In ‘Boyz,’ It’s Definitely a Man’s World

You want to know what my first clue was that “Biker Boyz,” the new film about California motorcycle clubs and male bonding, wasn’t going to be my cup of tea? I mean, other than the fact that I’m the sort of person who would actually use the expression — let alone drink — a “cup of tea.”

Could it have been the opening, basso profundo sound effect of a motorcycle revving over a blank screen (a harbinger of the mucho macho action footage to come, but probably just some guy going “vroom vroom” in a sound booth)? Or maybe the fact that self-proclaimed trailer-trash rock-rapper Kid Rock has a prominent part?

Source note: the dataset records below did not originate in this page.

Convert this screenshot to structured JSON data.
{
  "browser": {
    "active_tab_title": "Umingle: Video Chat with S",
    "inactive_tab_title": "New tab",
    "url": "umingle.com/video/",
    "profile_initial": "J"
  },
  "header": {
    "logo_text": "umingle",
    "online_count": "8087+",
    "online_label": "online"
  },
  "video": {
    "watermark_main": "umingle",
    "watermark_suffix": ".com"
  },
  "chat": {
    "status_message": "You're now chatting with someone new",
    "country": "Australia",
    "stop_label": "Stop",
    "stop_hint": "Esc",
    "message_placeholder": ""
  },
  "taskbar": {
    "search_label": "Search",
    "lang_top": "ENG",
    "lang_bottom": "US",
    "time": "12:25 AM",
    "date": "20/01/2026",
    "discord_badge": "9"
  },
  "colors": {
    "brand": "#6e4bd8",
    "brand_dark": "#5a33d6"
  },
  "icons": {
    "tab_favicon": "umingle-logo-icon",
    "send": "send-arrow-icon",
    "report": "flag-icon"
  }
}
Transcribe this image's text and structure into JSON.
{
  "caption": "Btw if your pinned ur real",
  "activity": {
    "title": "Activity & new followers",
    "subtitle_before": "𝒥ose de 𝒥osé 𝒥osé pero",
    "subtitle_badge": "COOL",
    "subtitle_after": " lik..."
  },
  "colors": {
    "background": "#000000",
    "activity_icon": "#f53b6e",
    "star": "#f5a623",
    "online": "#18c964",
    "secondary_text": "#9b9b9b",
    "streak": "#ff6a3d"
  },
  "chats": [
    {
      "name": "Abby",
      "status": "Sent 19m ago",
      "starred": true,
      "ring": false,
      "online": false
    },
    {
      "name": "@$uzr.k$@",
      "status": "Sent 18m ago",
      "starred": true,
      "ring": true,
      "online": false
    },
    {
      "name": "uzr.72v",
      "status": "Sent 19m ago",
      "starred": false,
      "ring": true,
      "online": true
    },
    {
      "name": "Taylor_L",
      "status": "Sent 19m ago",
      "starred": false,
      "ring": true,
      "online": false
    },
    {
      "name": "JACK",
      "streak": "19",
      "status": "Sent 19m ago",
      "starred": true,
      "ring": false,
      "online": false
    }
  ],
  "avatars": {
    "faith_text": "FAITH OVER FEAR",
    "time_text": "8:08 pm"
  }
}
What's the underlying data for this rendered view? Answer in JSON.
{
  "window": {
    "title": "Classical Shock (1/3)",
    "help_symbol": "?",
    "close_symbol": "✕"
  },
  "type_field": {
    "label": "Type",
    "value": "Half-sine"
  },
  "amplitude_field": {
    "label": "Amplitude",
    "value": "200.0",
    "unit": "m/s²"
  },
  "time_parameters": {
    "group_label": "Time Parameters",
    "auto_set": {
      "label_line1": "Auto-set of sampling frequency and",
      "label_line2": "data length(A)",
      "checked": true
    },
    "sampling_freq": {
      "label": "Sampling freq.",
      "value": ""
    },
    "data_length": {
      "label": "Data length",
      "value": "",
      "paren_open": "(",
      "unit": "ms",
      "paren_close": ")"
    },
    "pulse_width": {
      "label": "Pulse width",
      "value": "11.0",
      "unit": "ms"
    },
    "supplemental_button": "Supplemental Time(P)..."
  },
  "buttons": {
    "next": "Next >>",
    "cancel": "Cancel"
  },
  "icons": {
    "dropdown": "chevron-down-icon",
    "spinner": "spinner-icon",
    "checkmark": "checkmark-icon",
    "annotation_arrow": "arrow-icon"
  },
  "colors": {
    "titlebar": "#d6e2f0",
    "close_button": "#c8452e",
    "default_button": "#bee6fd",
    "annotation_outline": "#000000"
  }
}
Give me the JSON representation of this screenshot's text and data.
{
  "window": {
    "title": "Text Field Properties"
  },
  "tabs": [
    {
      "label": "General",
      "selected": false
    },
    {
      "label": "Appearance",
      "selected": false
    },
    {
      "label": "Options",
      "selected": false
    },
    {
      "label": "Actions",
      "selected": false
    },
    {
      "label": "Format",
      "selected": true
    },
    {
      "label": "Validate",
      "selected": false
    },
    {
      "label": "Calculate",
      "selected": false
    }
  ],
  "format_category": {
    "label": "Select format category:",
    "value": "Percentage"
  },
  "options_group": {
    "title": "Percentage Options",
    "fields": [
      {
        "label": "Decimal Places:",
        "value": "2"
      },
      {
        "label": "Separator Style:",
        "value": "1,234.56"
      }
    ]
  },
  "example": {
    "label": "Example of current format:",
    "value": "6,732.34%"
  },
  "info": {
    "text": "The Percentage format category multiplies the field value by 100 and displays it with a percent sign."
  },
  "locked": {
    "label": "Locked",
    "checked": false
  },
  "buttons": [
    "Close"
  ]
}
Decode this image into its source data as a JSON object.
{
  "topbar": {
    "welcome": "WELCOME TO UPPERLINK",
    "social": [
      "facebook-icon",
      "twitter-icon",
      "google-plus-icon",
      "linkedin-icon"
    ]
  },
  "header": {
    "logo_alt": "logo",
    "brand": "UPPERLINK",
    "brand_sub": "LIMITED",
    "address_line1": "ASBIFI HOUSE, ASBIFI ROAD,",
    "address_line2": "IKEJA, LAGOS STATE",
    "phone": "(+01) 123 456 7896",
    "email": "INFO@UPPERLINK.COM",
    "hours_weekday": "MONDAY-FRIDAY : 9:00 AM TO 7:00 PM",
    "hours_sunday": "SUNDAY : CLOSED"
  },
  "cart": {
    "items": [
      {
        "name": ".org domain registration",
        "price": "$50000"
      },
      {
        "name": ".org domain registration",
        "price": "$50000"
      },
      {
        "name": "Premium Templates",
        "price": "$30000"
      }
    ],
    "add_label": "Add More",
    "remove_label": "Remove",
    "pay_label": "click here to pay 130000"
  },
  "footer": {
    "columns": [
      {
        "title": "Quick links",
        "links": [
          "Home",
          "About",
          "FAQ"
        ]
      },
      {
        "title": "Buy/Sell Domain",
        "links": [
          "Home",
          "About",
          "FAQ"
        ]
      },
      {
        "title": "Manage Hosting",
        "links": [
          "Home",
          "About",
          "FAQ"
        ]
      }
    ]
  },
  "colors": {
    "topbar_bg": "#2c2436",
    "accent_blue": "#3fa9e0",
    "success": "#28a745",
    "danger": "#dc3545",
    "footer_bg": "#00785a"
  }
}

No. It was the word “Boyz” in the title (and I use the word “word” loosely, since my spell-checker hasn’t yet learned to recognize this newfangled hip-hop orthography so popular with the kidz of 2-day).

The atmosphere of the chest-thumping, rooster-strutting, head-butting film is so choked with a noxious mixture of testosterone, nitrous oxide, burnt rubber and cheap after-shave that the movie could just as easily been called “No Girlz or Wimpz Aloud.”

It’s the anti-“Hours,” the perfect revenge for every guy whose girlfriend made him sit through that two-hour movie about Virginia Woolf. No wonder that filmmaker Gina (“Love and Basketball”) Prince-Bythewood, when first approached about directing the film, turned the project over to her husband, Reggie Rock Bythewood, probably with the same pair of tongs she uses to pick up his used underwear. Although Prince-Bythewood stayed on as producer, along with Stephanie Allain, there is little evidence of a woman’s touch here. “Biker Boyz” has the stink of man-musk all over it.

The story, co-written by Bythewood with Craig Fernandez, goes as follows: A hotshot teen-age motorcycling aficionado named Kid (Derek Luke) blames Smoke (Laurence Fishburne), a legend in the Southern California biking scene and the president of the Black Knights motorcycle club, for the accidental death of his father (a wisely uncredited Eriq La Salle). Soon, Youth is challenging Age for the title of “King of Cali,” the honor bestowed on the fastest “gun” in the West.

There are few surprises in this updated oater, where bikes replace six-shooters and drag racing stands in for the shopworn shootout, and a mild twist will surprise no one over the age of 12.

To make matters worse, the film is overwhelmingly dark, and I’m not talking about tone. We’re talking seriously under-lit film stock here, which is both a function of the fact that many of the illegal races take place at night, and a convenient way for the filmmakers to obscure the fact that stuntmen do most of the truly eye-popping riding. I don’t know why they bothered, though, since for much of the film you can’t tell who’s who because of the wraparound helmets they wear.

At the end of the free screening I saw, the audience seemed evenly split between those who openly guffawed at the meant-to-be-tender moment of reconciliation between Kid and Smoke and those who applauded warmly — which either means that there is an audience for this sort of thing out there, or that they were just extremely grateful for not having to pay for the tickets.